Some sources recommend wrapping dewclaws for protection during activities where they are more prone to injury like hunting or field trials. Wrapping dewclaws keeps them against the leg which reduces risk.

According to PetMD, “Trim dewclaws that stick out from the leg so they don’t catch on anything. If neglected, they can grow and curl back into a circle shape.”

The Walkerville Veterinary Clinic advises, “If your dog is limping or chewing their dew claw, they may have torn or caught it on something and damaged the toenail, cuticle or toe. See your vet if this occurs.”

Frequently Asked Questions

Here are some common questions and expert answers about dog dewclaws:

Do all dogs have dewclaws?

No, not all dogs have dewclaws. Many breeds have dewclaws on their front legs, but some breeds like Great Pyrenees and Briards have them on their hind legs too. Some breeds are born without dewclaws at all, like Australian Shepherds and Beaucerons. According to the AKC, dewclaws in the hind legs are “generally considered useless” and so are often removed.

What’s the purpose of dewclaws?

Dewclaws serve an important purpose for dogs. According to PetMD, the dewclaw helps dogs grip bones and other items while chewing, provides balance for dogs as they run and turn, and helps certain breeds like retrievers when swimming.
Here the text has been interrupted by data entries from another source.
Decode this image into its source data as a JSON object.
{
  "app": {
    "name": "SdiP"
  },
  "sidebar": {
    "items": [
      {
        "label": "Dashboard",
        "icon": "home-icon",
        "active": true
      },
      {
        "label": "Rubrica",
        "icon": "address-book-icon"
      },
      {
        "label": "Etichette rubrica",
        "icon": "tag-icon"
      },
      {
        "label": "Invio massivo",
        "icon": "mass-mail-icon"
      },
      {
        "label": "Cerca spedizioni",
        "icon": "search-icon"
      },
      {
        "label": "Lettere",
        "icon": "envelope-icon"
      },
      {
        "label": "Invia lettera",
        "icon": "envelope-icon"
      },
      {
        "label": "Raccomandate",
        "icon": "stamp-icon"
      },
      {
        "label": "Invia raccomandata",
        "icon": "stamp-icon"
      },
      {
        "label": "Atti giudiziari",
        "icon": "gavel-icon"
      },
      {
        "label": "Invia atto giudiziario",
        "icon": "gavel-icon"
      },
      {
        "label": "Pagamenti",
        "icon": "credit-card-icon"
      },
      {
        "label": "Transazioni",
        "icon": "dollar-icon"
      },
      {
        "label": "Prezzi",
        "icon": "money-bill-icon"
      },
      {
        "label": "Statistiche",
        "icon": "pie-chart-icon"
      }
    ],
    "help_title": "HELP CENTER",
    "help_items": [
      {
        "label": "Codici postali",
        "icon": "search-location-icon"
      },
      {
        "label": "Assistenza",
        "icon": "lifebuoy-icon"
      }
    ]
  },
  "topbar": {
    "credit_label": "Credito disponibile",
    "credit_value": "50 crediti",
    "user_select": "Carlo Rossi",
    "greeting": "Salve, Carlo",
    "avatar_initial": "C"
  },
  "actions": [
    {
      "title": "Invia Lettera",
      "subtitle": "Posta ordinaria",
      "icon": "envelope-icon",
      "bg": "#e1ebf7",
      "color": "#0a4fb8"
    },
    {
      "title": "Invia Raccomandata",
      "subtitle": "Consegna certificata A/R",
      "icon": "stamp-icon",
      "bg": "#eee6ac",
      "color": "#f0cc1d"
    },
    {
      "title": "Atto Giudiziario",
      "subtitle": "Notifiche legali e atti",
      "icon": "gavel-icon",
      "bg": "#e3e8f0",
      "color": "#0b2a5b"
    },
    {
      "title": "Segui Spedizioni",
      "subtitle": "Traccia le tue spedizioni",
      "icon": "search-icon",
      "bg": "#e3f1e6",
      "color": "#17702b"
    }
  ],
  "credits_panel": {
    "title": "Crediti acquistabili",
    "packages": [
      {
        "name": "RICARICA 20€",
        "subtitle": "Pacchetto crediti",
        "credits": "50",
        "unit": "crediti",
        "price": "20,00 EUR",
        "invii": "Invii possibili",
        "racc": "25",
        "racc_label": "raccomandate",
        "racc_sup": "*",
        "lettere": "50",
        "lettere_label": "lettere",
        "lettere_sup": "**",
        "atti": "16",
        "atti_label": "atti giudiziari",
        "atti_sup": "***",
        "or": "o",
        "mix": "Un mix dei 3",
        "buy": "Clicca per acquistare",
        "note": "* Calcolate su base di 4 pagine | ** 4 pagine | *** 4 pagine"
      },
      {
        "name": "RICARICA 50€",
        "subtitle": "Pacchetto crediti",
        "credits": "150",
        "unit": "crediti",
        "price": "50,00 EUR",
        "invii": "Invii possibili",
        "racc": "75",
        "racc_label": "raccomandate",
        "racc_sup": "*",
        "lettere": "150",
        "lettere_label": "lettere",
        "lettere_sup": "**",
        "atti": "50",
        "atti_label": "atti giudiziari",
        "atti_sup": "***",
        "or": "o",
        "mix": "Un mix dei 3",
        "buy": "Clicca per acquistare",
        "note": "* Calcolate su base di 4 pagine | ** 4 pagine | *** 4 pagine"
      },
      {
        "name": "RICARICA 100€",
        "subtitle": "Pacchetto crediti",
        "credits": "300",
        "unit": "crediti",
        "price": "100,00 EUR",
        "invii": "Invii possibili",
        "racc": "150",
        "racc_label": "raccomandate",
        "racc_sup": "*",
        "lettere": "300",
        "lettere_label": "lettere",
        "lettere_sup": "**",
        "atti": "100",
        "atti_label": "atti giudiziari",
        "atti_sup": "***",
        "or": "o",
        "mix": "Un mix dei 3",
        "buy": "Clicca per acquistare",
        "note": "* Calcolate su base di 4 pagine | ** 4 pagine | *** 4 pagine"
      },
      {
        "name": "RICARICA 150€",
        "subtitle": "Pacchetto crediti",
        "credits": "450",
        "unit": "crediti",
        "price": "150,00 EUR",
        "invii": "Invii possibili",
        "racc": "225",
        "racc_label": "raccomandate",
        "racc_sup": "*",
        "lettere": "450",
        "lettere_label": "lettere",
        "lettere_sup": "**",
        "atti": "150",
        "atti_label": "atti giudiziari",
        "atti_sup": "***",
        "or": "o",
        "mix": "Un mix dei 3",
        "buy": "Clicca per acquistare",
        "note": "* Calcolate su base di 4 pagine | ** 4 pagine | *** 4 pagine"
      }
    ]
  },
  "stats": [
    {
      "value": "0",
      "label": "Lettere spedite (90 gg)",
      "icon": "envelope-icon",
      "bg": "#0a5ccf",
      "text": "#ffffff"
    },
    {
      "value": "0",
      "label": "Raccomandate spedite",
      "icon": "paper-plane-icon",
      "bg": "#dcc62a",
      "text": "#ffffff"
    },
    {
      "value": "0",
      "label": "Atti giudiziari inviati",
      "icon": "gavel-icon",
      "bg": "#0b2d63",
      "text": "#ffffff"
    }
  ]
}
For working dogs, dewclaws provide traction and prevent injuries.

Should I have my dog’s dewclaws removed?

There is some controversy over dewclaw removal. According to the AKC, rear dewclaws are often removed for cosmetic reasons but front dewclaws should not be removed as it can cause pain in the toes or arthritis. The procedure should only be done for medical reasons. Preventive Vet notes dewclaw removal may only be needed if rear dewclaws are loose or floppy.
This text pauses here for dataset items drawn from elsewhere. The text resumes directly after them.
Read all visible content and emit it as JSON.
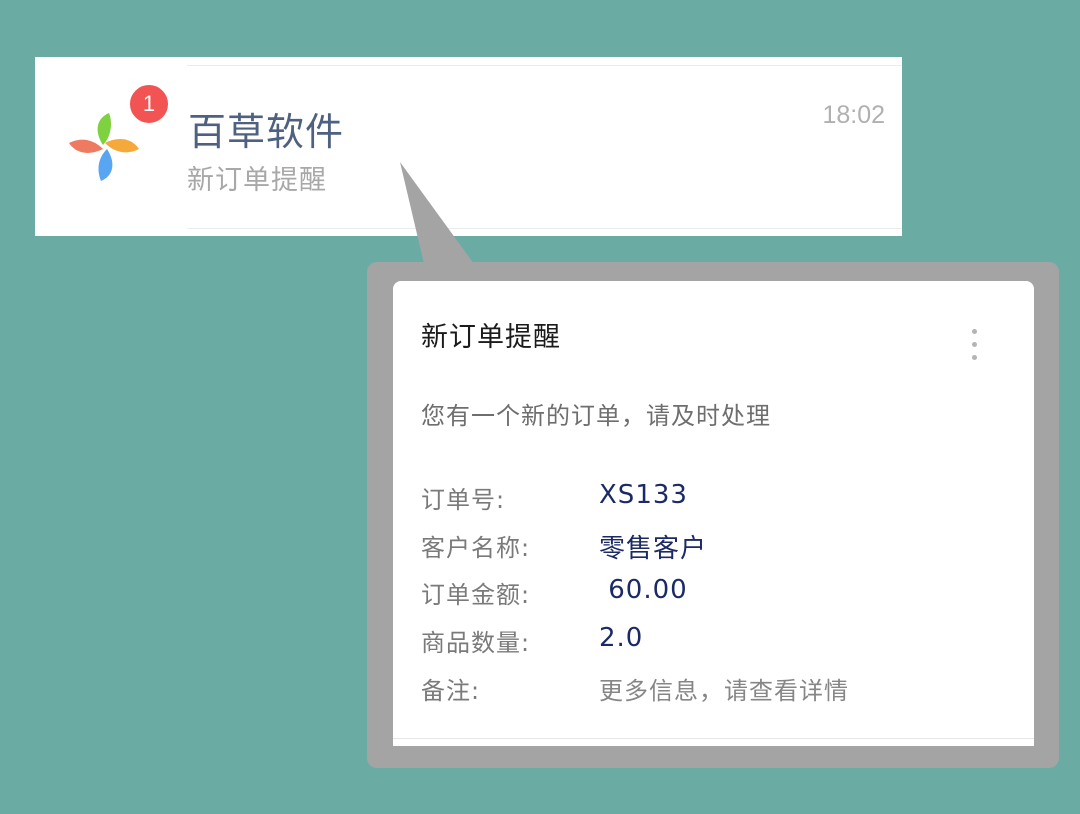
{
  "chat": {
    "name": "百草软件",
    "preview": "新订单提醒",
    "time": "18:02",
    "unread_count": "1"
  },
  "logo": {
    "icon": "pinwheel-logo-icon",
    "colors": [
      "#7ed13f",
      "#f6a93b",
      "#58a6f2",
      "#ef7a62"
    ]
  },
  "card": {
    "title": "新订单提醒",
    "message": "您有一个新的订单，请及时处理",
    "fields": [
      {
        "label": "订单号:",
        "value": "XS133"
      },
      {
        "label": "客户名称:",
        "value": "零售客户"
      },
      {
        "label": "订单金额:",
        "value": " 60.00"
      },
      {
        "label": "商品数量:",
        "value": "2.0"
      },
      {
        "label": "备注:",
        "value": "更多信息，请查看详情"
      }
    ]
  },
  "colors": {
    "background": "#6aaca3",
    "badge": "#f25454",
    "value_text": "#1b2a66"
  }
}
How can I prevent dewclaw injuries?

To prevent dewclaw injuries, keep nails trimmed to avoid tearing and catching on objects. Use dog-safe flooring and cover sharp furniture edges. Discourage excessive digging behaviors. Use a dog ramp or stairs to prevent jumping on and off furniture. Wrap dewclaws during active play. Seek prompt vet care for any dewclaw injuries.

Should I trim my dog’s dewclaws?

Yes, it’s important to trim dewclaw nails periodically, just like regular nails. Long dewclaw nails are prone to catching and tearing. Use dog-safe nail clippers and trim off small amounts at a time. Avoid cutting into the quick. Go slowly and reward your dog during trims. Seek guidance from your vet or groomer if unsure.


In summary, there are several dog breeds that commonly lack rear dewclaws, including Great Pyrenees, Briards, and Anatolian Shepherds. Front dewclaws may be missing in breeds like Boxers, Doberman Pinschers, and Beaucerons. While proponents argue that dewclaw removal reduces injury risks, others claim the procedure is unnecessary and painful when done later in life. There is still debate around dewclaw function and whether the benefits of removal outweigh potential drawbacks. Those participating in dog sports/work may opt to keep dewclaws for additional gripping ability. Breed standards provide guidance on presence and size of dewclaws for show dogs. Overall, it’s important to research your specific breed and purpose when deciding on dewclaw removal, as no universal recommendations apply to all dogs. Though small, the dewclaws still serve a purpose for most breeds. Consider your dog’s needs, risks, and quality of life when making your decision.